Dexamethasone, sebuah glukokortikoid sintetik yang poten, dapat mencegah PONV. Meskipun studi awal dilakukan dengan dexamethasone dosis 8-10 mg, studi terbaru meyakinkan bahwa dosis 2,5 - 5 mg dapat dianggap sebagai dosis efektif minimum. Deksametason tampak paling efektif bila diberikan sebelum induksi anestesi atau artinya tak diberikan di akhir. Hal ini juga efektif mencegah mual dan muntah yang diinduksi opioid. Droperidol memberikan efek antiemetik dengan memblokir reseptor pusat D2 di CTZ dan daerah postrema. Ini harus diberikan pada akhir operasi pada dosis efektif terendah, yaitu 0,625 mg untuk meminimalkan potensi efek samping obat penenang. Droperidol dapat menyebabkan hipotensi, kecemasan, kegelisahan dan Gejala ekstra Piramidal (EPSS), seperti akatisia dan distonia. Pada tahun 2001, FDA mengeluarkan "kotak hitam" peringatan tentang droperidol, yang menyatakan bahwa obat tersebut dapat menyebabkan kematian terkait dengan perpanjangan QT dan torsades de pointes. Tindakan oleh FDA ini membuat perusahaan sangat sulit melakukan advokasi droperidol sebagai antiemetik lini pertama. Selain itu, haloperidol juga telah dilaporkan dapat memperpanjang interval QT dan menyebabkan torsades de pointes. Metoklopramid memberikan efek antiemetik dengan memblokir reseptor pusat D2 antagonis di CTZ dan pusat muntah. Hal ini juga memperpendek waktu transit obat di usus dan dalam dosis tinggi dapat mem-blok reseptor serotonin. Dosis metoclopramide intravena 50 mg telah terbukti secara signifikan mengurangi akhir PONV. Prometazin dan proklorperazin menjadi satu kelompok obat yang dikenal sebagai fenotiazin, yang menyebabkan Efek antiemetik dengan memblokir reseptor D2di CTZ dan area lain dari otak. Peran mereka dalam kendali PONV masih kurang dipahami.

Aprepitant antagonis reseptor Neurokinin-1 (NK-1) pertama yang disetujui untuk pengobatan PONV. Aprepitant adalah senyawa kimia antiemetik yang termasuk dalam kelas obat yang disebut Antagonis substansi P (SPA).
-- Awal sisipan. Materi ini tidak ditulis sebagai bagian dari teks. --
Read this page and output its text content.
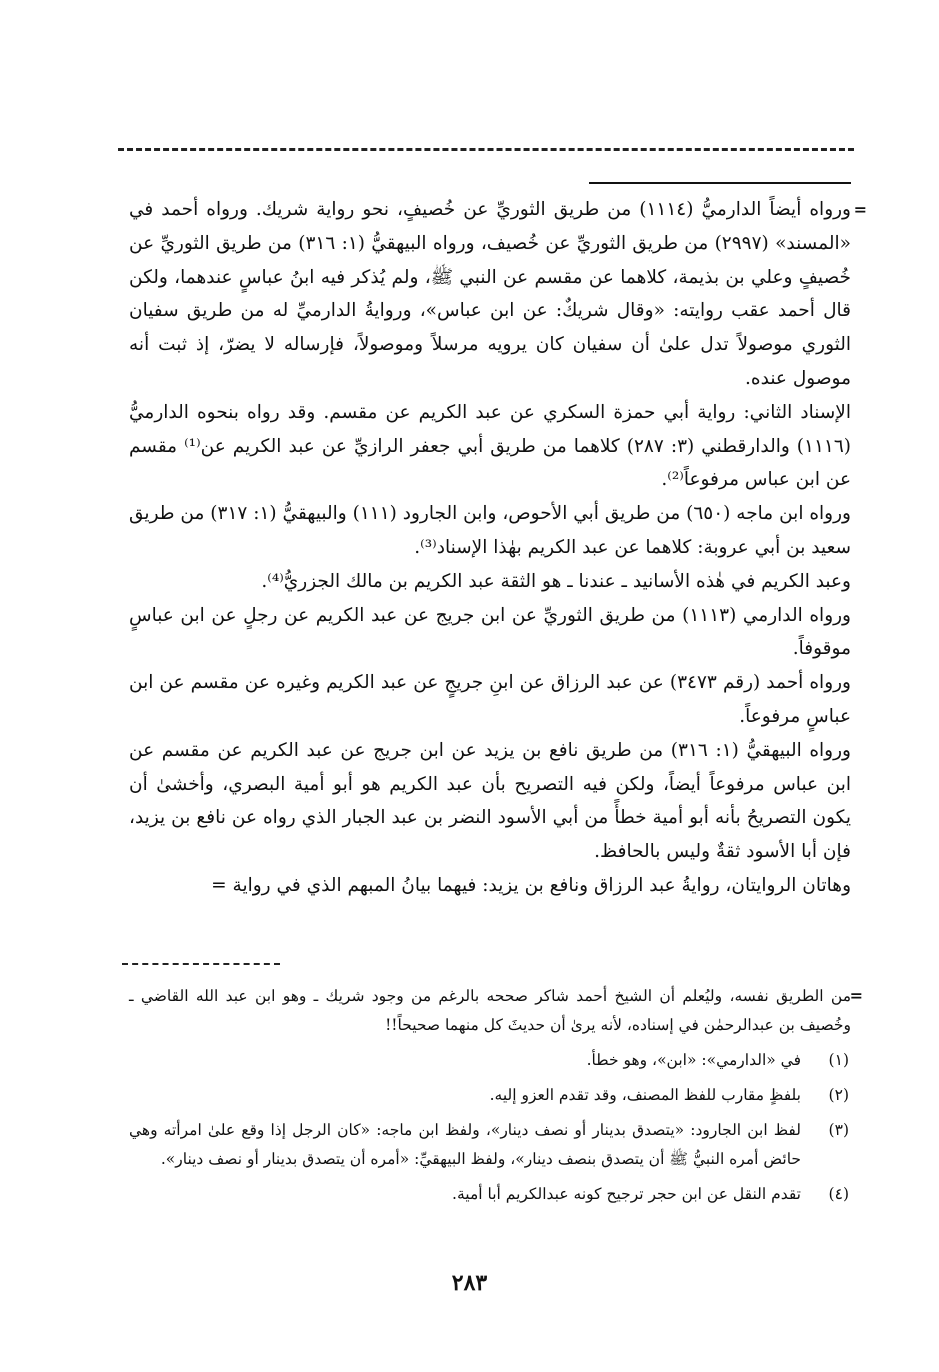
=

ورواه أيضاً الدارميُّ (١١١٤) من طريق الثوريِّ عن خُصيفٍ، نحو رواية شريك. ورواه أحمد في «المسند» (٢٩٩٧) من طريق الثوريِّ عن خُصيف، ورواه البيهقيُّ (١: ٣١٦) من طريق الثوريِّ عن خُصيفٍ وعلي بن بذيمة، كلاهما عن مقسم عن النبي ﷺ، ولم يُذكر فيه ابنُ عباسٍ عندهما، ولكن قال أحمد عقب روايته: «وقال شريكٌ: عن ابن عباس»، وروايةُ الدارميِّ له من طريق سفيان الثوري موصولاً تدل علىٰ أن سفيان كان يرويه مرسلاً وموصولاً، فإرساله لا يضرّ، إذ ثبت أنه موصول عنده.

الإسناد الثاني: رواية أبي حمزة السكري عن عبد الكريم عن مقسم. وقد رواه بنحوه الدارميُّ (١١١٦) والدارقطني (٣: ٢٨٧) كلاهما من طريق أبي جعفر الرازيِّ عن عبد الكريم عن⁽¹⁾ مقسم عن ابن عباس مرفوعاً⁽²⁾.

ورواه ابن ماجه (٦٥٠) من طريق أبي الأحوص، وابن الجارود (١١١) والبيهقيُّ (١: ٣١٧) من طريق سعيد بن أبي عروبة: كلاهما عن عبد الكريم بهٰذا الإسناد⁽³⁾.

وعبد الكريم في هٰذه الأسانيد ـ عندنا ـ هو الثقة عبد الكريم بن مالك الجزريُّ⁽⁴⁾.

ورواه الدارمي (١١١٣) من طريق الثوريِّ عن ابن جريج عن عبد الكريم عن رجلٍ عن ابن عباسٍ موقوفاً.

ورواه أحمد (رقم ٣٤٧٣) عن عبد الرزاق عن ابنِ جريجٍ عن عبد الكريم وغيره عن مقسم عن ابن عباسٍ مرفوعاً.

ورواه البيهقيُّ (١: ٣١٦) من طريق نافع بن يزيد عن ابن جريج عن عبد الكريم عن مقسم عن ابن عباس مرفوعاً أيضاً، ولكن فيه التصريح بأن عبد الكريم هو أبو أمية البصري، وأخشىٰ أن يكون التصريحُ بأنه أبو أمية خطأً من أبي الأسود النضر بن عبد الجبار الذي رواه عن نافع بن يزيد، فإن أبا الأسود ثقةٌ وليس بالحافظ.

وهاتان الروايتان، روايةُ عبد الرزاق ونافع بن يزيد: فيهما بيانُ المبهم الذي في رواية =

=

من الطريق نفسه، وليُعلم أن الشيخ أحمد شاكر صححه بالرغم من وجود شريك ـ وهو ابن عبد الله القاضي ـ وخُصيف بن عبدالرحمٰن في إسناده، لأنه يرىٰ أن حديثَ كل منهما صحيحاً!!

(١)
في «الدارمي»: «ابن»، وهو خطأ.

(٢)
بلفظٍ مقارب للفظ المصنف، وقد تقدم العزو إليه.

(٣)
لفظ ابن الجارود: «يتصدق بدينار أو نصف دينار»، ولفظ ابن ماجه: «كان الرجل إذا وقع علىٰ امرأته وهي حائض أمره النبيُّ ﷺ أن يتصدق بنصف دينار»، ولفظ البيهقيِّ: «أمره أن يتصدق بدينار أو نصف دينار».

(٤)
تقدم النقل عن ابن حجر ترجيح كونه عبدالكريم أبا أمية.

٢٨٣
Obat ini mem-blok reseptor NK1 di sistem saraf pusat dan perifer, sehingga mencegah emesis. Biaya akuisisi relatif tinggi, sehingga kurang menarik sebagai agen baris pertama. Skopolamin sangat efektif untuk pencegahan PONV dalam 24 jam pertama setelah operasi. Dengan waktu mulai kerja obat empat jam, plester scopolamine (transdermal Skopolamin-TDS) harus dipakai pada malam sebelum operasi atau sebelum induksi anestesi, ketika obat tersebut diperkirakan sekurangnya empat jam akan selesai bekerja sebelum anestesi berakhir. TDS dikaitkan dengan peningkatan prevalensi gangguan visual pada 24 sampai 48 jam.

Terapi nonfarmakologis, seperti akupunktur, akupresur, stimulasi transkutan listrik saraf, atau stimulasi acupoint, dan aromaterapi telah menunjukkan keberhasilan antiemetik bila digunakan sebelum operasi. Hipnosis telah ditemukan untuk menjadi efektif bila dibandingkan dengan plasebo.